Al Mirsaad’s criticism of Pakistan’s retaliation against the TTP bases in Afghanistan is undergirded with the identical legal and moral logic as articulated by the Taliban regime’s spokesperson Zabiullah Mujahid, without concentrating on the elephant in the room — the TTP’s brutal terror campaign against Pakistani civilians as well as law enforcement agencies.

Through channels such as Al Mirsaad, the Taliban regime is trying to redeem itself in the eyes of the international community. The Indian rapprochement, though driven largely by Indian anti-Pakistan animus, is also being presented as an opportunity for the Taliban regime to gain international recognition, knowing fully well the difficulties inherent in the undertaking due to the ICC’s arrest warrants for the Supreme Leader Hibatullah Akhunzada and the Afghan Chief Justice Abdul Hakim Haqqani.

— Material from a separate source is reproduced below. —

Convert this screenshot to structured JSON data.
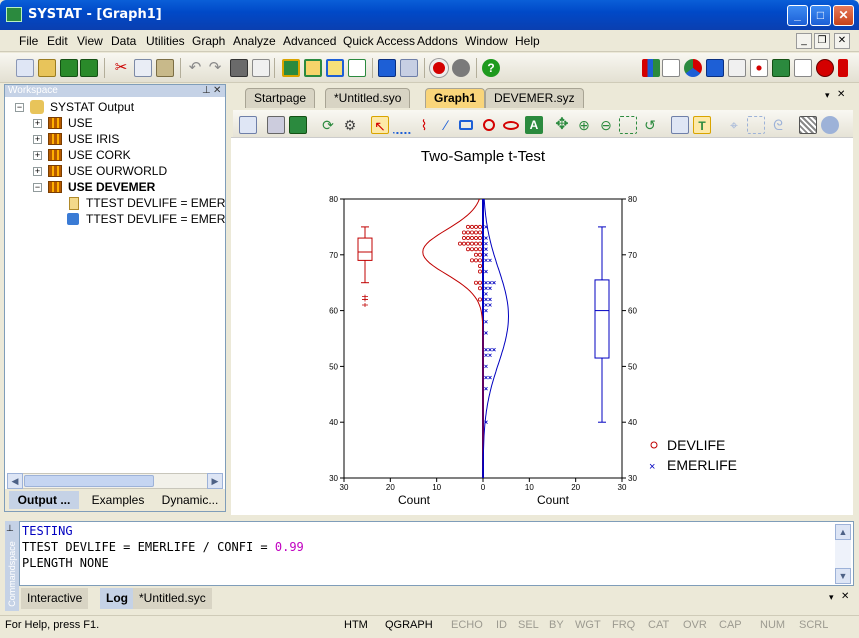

The global consensus against the Taliban’s human rights violations and the support of terrorist entities like Al Qaeda and ISKP is evident in the form of frequent UN censures of the Taliban regime for their blatant disregard of human rights and concomitant support to a large ecosystem of terrorism finding a salubrious environment under the Taliban’s patronage.

Justifying support for terror through epistemes is a bigger crime than the acts of terror themselves.